Money cannot buy happiness but it certainly impacts it. For some people, they can book a vacation or get a monthly massage without guilt. For most of us, there always seems to be a little nagging feeling that we should not have spent that money on ourselves or our happiness, or that we need to hide the fun we are having in life.
As a financial planner, I prefer to look at money spent on self-care, personal growth and adventure as an investment in happiness. The trick is to plan for this investment and make sure it coincides with your other investment goals (e.g. college savings, retirement, living within your means). By putting a little work in at the beginning and writing out your investment in happiness plan, you give yourself permission to enjoy the investment and brush off any guilt. Take a few minutes and answer these questions to put your plan in place:
What makes you happy? Do you love to entertain? Do you want to escape your daily routine and put your feet in warm white sand? Do you want to feel the wind in your hair as you ride down a mountain? Write down the two most impactful activities that bring you happiness today.

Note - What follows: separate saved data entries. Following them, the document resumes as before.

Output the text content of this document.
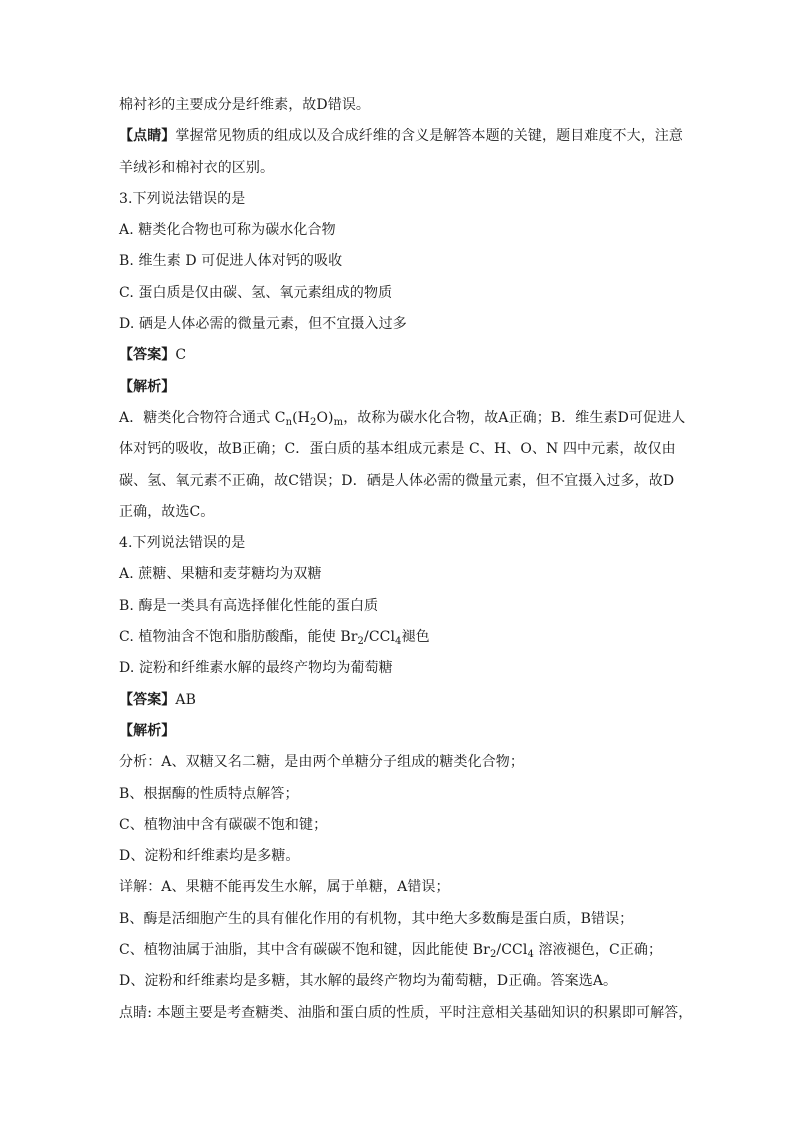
棉衬衫的主要成分是纤维素，故D错误。
【点睛】掌握常见物质的组成以及合成纤维的含义是解答本题的关键，题目难度不大，注意
羊绒衫和棉衬衣的区别。
3.下列说法错误的是
A. 糖类化合物也可称为碳水化合物
B. 维生素 D 可促进人体对钙的吸收
C. 蛋白质是仅由碳、氢、氧元素组成的物质
D. 硒是人体必需的微量元素，但不宜摄入过多
【答案】C
【解析】
A．糖类化合物符合通式 $C_n(H_2O)_m$，故称为碳水化合物，故A正确；B．维生素D可促进人
体对钙的吸收，故B正确；C．蛋白质的基本组成元素是 C、H、O、N 四中元素，故仅由
碳、氢、氧元素不正确，故C错误；D．硒是人体必需的微量元素，但不宜摄入过多，故D
正确，故选C。
4.下列说法错误的是
A. 蔗糖、果糖和麦芽糖均为双糖
B. 酶是一类具有高选择催化性能的蛋白质
C. 植物油含不饱和脂肪酸酯，能使 $Br_2/CCl_4$褪色
D. 淀粉和纤维素水解的最终产物均为葡萄糖
【答案】AB
【解析】
分析：A、双糖又名二糖，是由两个单糖分子组成的糖类化合物；
B、根据酶的性质特点解答；
C、植物油中含有碳碳不饱和键；
D、淀粉和纤维素均是多糖。
详解：A、果糖不能再发生水解，属于单糖，A错误；
B、酶是活细胞产生的具有催化作用的有机物，其中绝大多数酶是蛋白质，B错误；
C、植物油属于油脂，其中含有碳碳不饱和键，因此能使 $Br_2/CCl_4$ 溶液褪色，C正确；
D、淀粉和纤维素均是多糖，其水解的最终产物均为葡萄糖，D正确。答案选A。
点睛: 本题主要是考查糖类、油脂和蛋白质的性质，平时注意相关基础知识的积累即可解答，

Here are my top two: #1 I want my weekends free of obligations so my I can relax and let the day spontaneously evolve, and #2 Being active every day.
How much will you invest in your happiness? Sometimes the investment in happiness can cost a pretty penny and other times it is free. If you want two weeks in Hawaii, you are looking at a $5,000 investment for most families. Put a price tag on your top two investments in happiness.

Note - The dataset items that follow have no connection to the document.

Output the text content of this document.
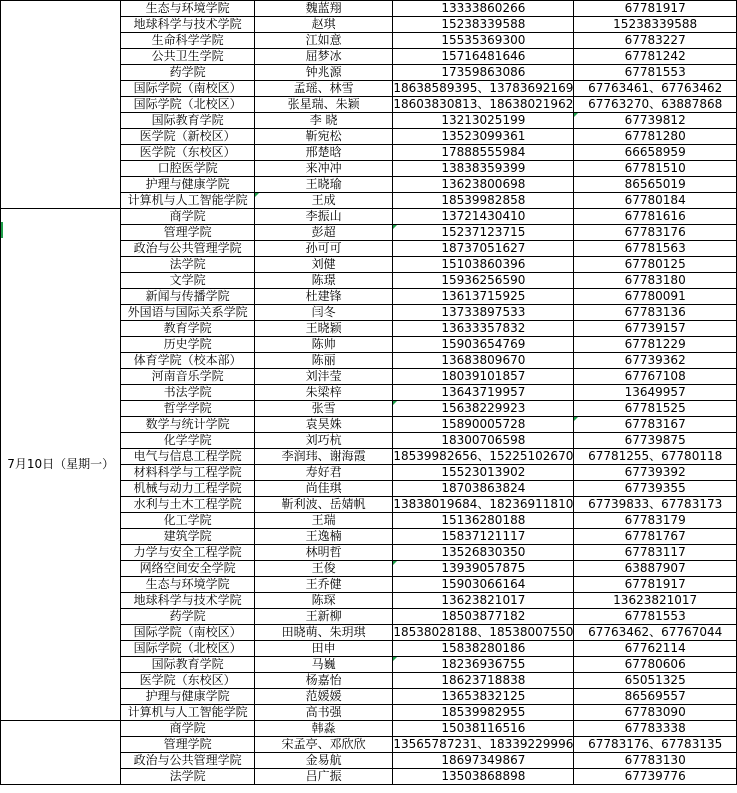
	生态与环境学院	魏蓝翔	13333860266	67781917
	地球科学与技术学院	赵琪	15238339588	15238339588
	生命科学学院	江如意	15535369300	67783227
	公共卫生学院	屈梦冰	15716481646	67781242
	药学院	钟兆源	17359863086	67781553
	国际学院（南校区）	孟瑶、林雪	18638589395、13783692169	67763461、67763462
	国际学院（北校区）	张星瑞、朱颖	18603830813、18638021962	67763270、63887868
	国际教育学院	李 晓	13213025199	67739812
	医学院（新校区）	靳宛松	13523099361	67781280
	医学院（东校区）	邢楚晗	17888555984	66658959
	口腔医学院	来冲冲	13838359399	67781510
	护理与健康学院	王晓瑜	13623800698	86565019
	计算机与人工智能学院	王成	18539982858	67780184
7月10日（星期一）	商学院	李振山	13721430410	67781616
	管理学院	彭超	15237123715	67783176
	政治与公共管理学院	孙可可	18737051627	67781563
	法学院	刘健	15103860396	67780125
	文学院	陈璟	15936256590	67783180
	新闻与传播学院	杜建锋	13613715925	67780091
	外国语与国际关系学院	闫冬	13733897533	67783136
	教育学院	王晓颖	13633357832	67739157
	历史学院	陈帅	15903654769	67781229
	体育学院（校本部）	陈丽	13683809670	67739362
	河南音乐学院	刘沣莹	18039101857	67767108
	书法学院	朱梁梓	13643719957	13649957
	哲学学院	张雪	15638229923	67781525
	数学与统计学院	袁昊姝	15890005728	67783167
	化学学院	刘巧杭	18300706598	67739875
	电气与信息工程学院	李润玮、谢海霞	18539982656、15225102670	67781255、67780118
	材料科学与工程学院	寿好君	15523013902	67739392
	机械与动力工程学院	尚佳琪	18703863824	67739355
	水利与土木工程学院	靳利波、岳婧帆	13838019684、18236911810	67739833、67783173
	化工学院	王瑞	15136280188	67783179
	建筑学院	王逸楠	15837121117	67781767
	力学与安全工程学院	林明哲	13526830350	67783117
	网络空间安全学院	王俊	13939057875	63887907
	生态与环境学院	王乔健	15903066164	67781917
	地球科学与技术学院	陈琛	13623821017	13623821017
	药学院	王新柳	18503877182	67781553
	国际学院（南校区）	田晓萌、朱玥琪	18538028188、18538007550	67763462、67767044
	国际学院（北校区）	田申	15838280186	67762114
	国际教育学院	马巍	18236936755	67780606
	医学院（东校区）	杨嘉怡	18623718838	65051325
	护理与健康学院	范媛媛	13653832125	86569557
	计算机与人工智能学院	高书强	18539982955	67783090
	商学院	韩淼	15038116516	67783338
	管理学院	宋孟亭、邓欣欣	13565787231、18339229996	67783176、67783135
	政治与公共管理学院	金易航	18697349867	67783130
	法学院	吕广振	13503868898	67739776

Thankfully, my first investment in happiness is free. All I have to do is say “no” to all the birthday parties and not sign my kids up for most organized sports, and voila! My weekends are obligation free. My second investment in happiness tends to have a price tag. Running on Mt. Tam = free (2 days per week), gardening = free (weekends), playing with my kids = free, and Soul Cycle = $28 per class (3 days per week). Total cost = $334 per month or ~$4,000 per year
Is this investment financial feasible? Look at your spending and see where your money is actually going. Food and shopping are typically the largest discretionary spending areas and where you can find extra money to invest in happiness. If you just don’t have any extra money, then you will need to focus on the free investments in happiness until you can afford the ones with price tags. Or, think outside the box. If you want to travel, can you make money by renting your place on Airbnb?
How will you stick to your plan? Most people have heard the term “pay yourself first.” You pay for your healthcare and retirement before your hard earned money hits your checking account. Why not treat your investment in happiness the same way? Whatever the amount of the investment is in the step above, have an automatic monthly investment plan to a “happiness” account.
Now that you have answered these questions and have your investment in happiness plan it is time to implement the plan. Like any investment strategy, you may need to make changes over time. Check in with your investment every six months. Are you happier? If not, figure out why and rework you plan. Make room for changes and be flexible.